Fischiano per esempio Graciela Camaño, che dice che il progetto punta a “trasformare il feto in quello che i romani hanno chiamato res”, e che va indietro di “207 anni”. Due manifestanti che portano un cartello con la scritta “anche noi trans abortiamo” festeggiano all’angolo della Montevideo con la Rivadavia che la deputata Gabriela Estévez menzioni il collettivo, lo riconosca. Ci sono applausi per Nicolás del Caño quando fa allusione al suo rifiuto della obiezione di coscienza istituzionale, uno dei punti del progetto messo più in discussione. Si applaude anche Pino Solanas, menzionato da Gabriela Cerruti.

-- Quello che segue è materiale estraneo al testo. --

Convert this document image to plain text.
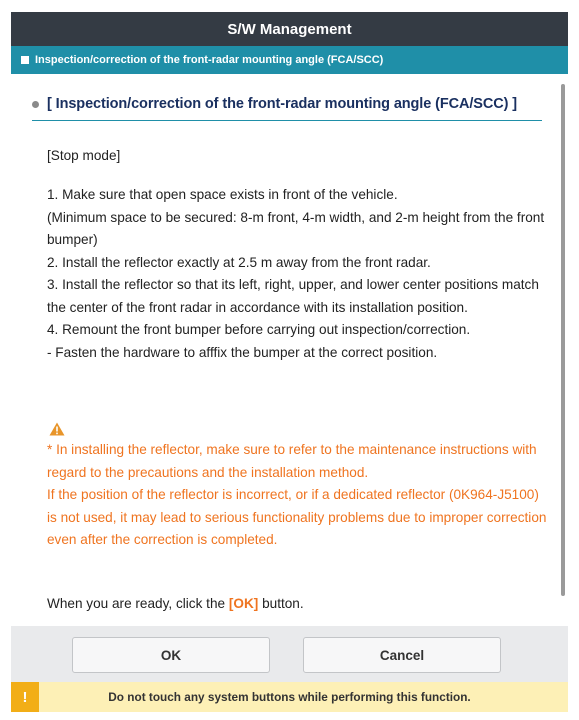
S/W Management
Inspection/correction of the front-radar mounting angle (FCA/SCC)
[ Inspection/correction of the front-radar mounting angle (FCA/SCC) ]
[Stop mode]
1. Make sure that open space exists in front of the vehicle.
(Minimum space to be secured: 8-m front, 4-m width, and 2-m height from the front bumper)
2. Install the reflector exactly at 2.5 m away from the front radar.
3. Install the reflector so that its left, right, upper, and lower center positions match the center of the front radar in accordance with its installation position.
4. Remount the front bumper before carrying out inspection/correction.
- Fasten the hardware to afffix the bumper at the correct position.
* In installing the reflector, make sure to refer to the maintenance instructions with regard to the precautions and the installation method.
If the position of the reflector is incorrect, or if a dedicated reflector (0K964-J5100) is not used, it may lead to serious functionality problems due to improper correction even after the correction is completed.
When you are ready, click the [OK] button.
OK	Cancel
!	Do not touch any system buttons while performing this function.
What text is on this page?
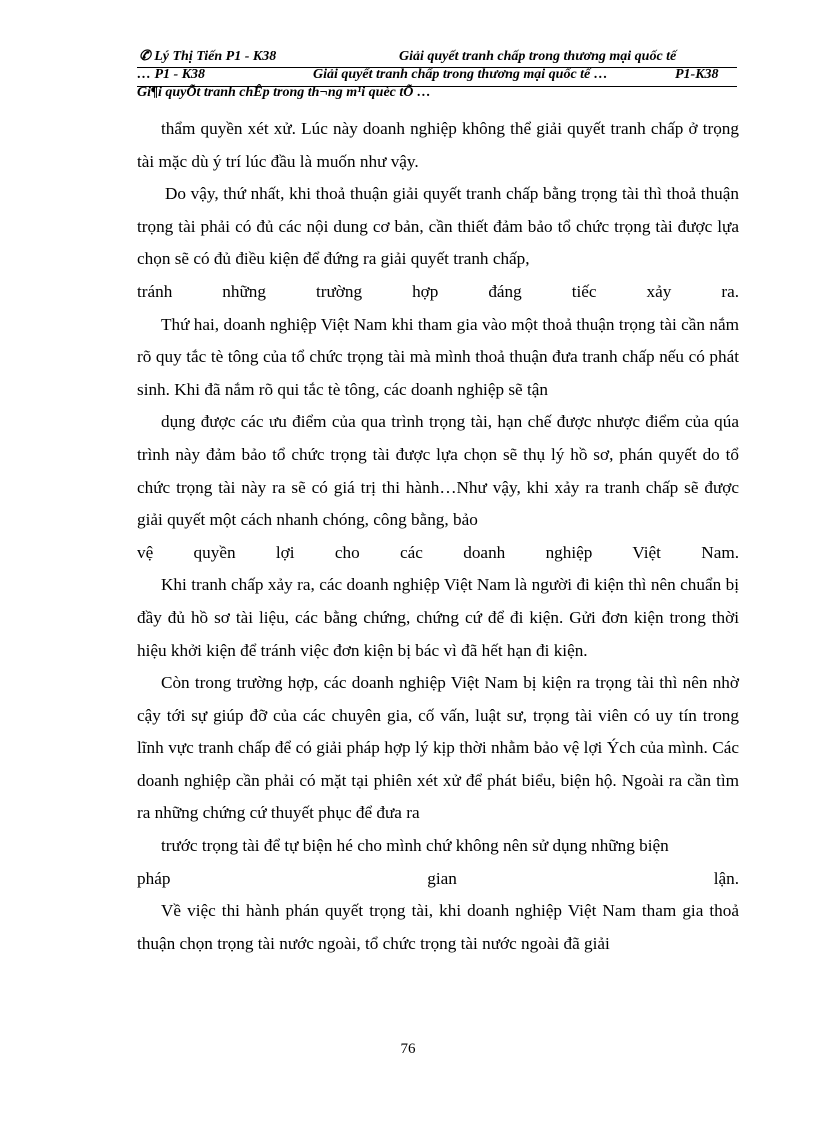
✆ Lý Thị Tiến P1 - K38	Giải quyết tranh chấp trong thương mại quốc tế
… P1 - K38	Giải quyết tranh chấp trong thương mại quốc tế …	P1-K38
Gi¶i quyÕt tranh chÊp trong th¬ng m¹i quèc tÕ …

thẩm quyền xét xử. Lúc này doanh nghiệp không thể giải quyết tranh chấp ở trọng tài mặc dù ý trí lúc đầu là muốn như vậy.

Do vậy, thứ nhất, khi thoả thuận giải quyết tranh chấp bằng trọng tài thì thoả thuận trọng tài phải có đủ các nội dung cơ bản, cần thiết đảm bảo tổ chức trọng tài được lựa chọn sẽ có đủ điều kiện để đứng ra giải quyết tranh chấp,

tránh những trường hợp đáng tiếc xảy ra.

Thứ hai, doanh nghiệp Việt Nam khi tham gia vào một thoả thuận trọng tài cần nắm rõ quy tắc tè tông của tổ chức trọng tài mà mình thoả thuận đưa tranh chấp nếu có phát sinh. Khi đã nắm rõ qui tắc tè tông, các doanh nghiệp sẽ tận

dụng được các ưu điểm của qua trình trọng tài, hạn chế được nhược điểm của qúa trình này đảm bảo tổ chức trọng tài được lựa chọn sẽ thụ lý hồ sơ, phán quyết do tổ chức trọng tài này ra sẽ có giá trị thi hành…Như vậy, khi xảy ra tranh chấp sẽ được giải quyết một cách nhanh chóng, công bằng, bảo

vệ quyền lợi cho các doanh nghiệp Việt Nam.

Khi tranh chấp xảy ra, các doanh nghiệp Việt Nam là người đi kiện thì nên chuẩn bị đầy đủ hồ sơ tài liệu, các bằng chứng, chứng cứ để đi kiện. Gửi đơn kiện trong thời hiệu khởi kiện để tránh việc đơn kiện bị bác vì đã hết hạn đi kiện.

Còn trong trường hợp, các doanh nghiệp Việt Nam bị kiện ra trọng tài thì nên nhờ cậy tới sự giúp đỡ của các chuyên gia, cố vấn, luật sư, trọng tài viên có uy tín trong lĩnh vực tranh chấp để có giải pháp hợp lý kịp thời nhằm bảo vệ lợi Ých của mình. Các doanh nghiệp cần phải có mặt tại phiên xét xử để phát biểu, biện hộ. Ngoài ra cần tìm ra những chứng cứ thuyết phục để đưa ra

trước trọng tài để tự biện hé cho mình chứ không nên sử dụng những biện

pháp gian lận.

Về việc thi hành phán quyết trọng tài, khi doanh nghiệp Việt Nam tham gia thoả thuận chọn trọng tài nước ngoài, tổ chức trọng tài nước ngoài đã giải

76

Sono arrivata e mi sono messa a piangere, per l’incontro, l’amore che si sente camminando per questi isolati. È andare sorridendo e che tutte ti restituiscano un sorriso molto contenuto e ricambiato; è dirci quello che vogliamo dirci senza aver trovato le parole”, dice Lara, che studia Arti Drammatiche all’UNA e sta insieme alle sue compagne di corso. “Questa volta è stata divina comparata al 2018, che avemmo pioggia e freddo. C’è stato meno movimento perché l’organizzazione è stata differente, con alcune attenzioni per il contesto, cercando di mantenere la distanza. Ma ha questa cosa di rituale e la convinzione che i diritti si conquistano in strada: bisognava esserci”, sottolinea Marcela Gacic.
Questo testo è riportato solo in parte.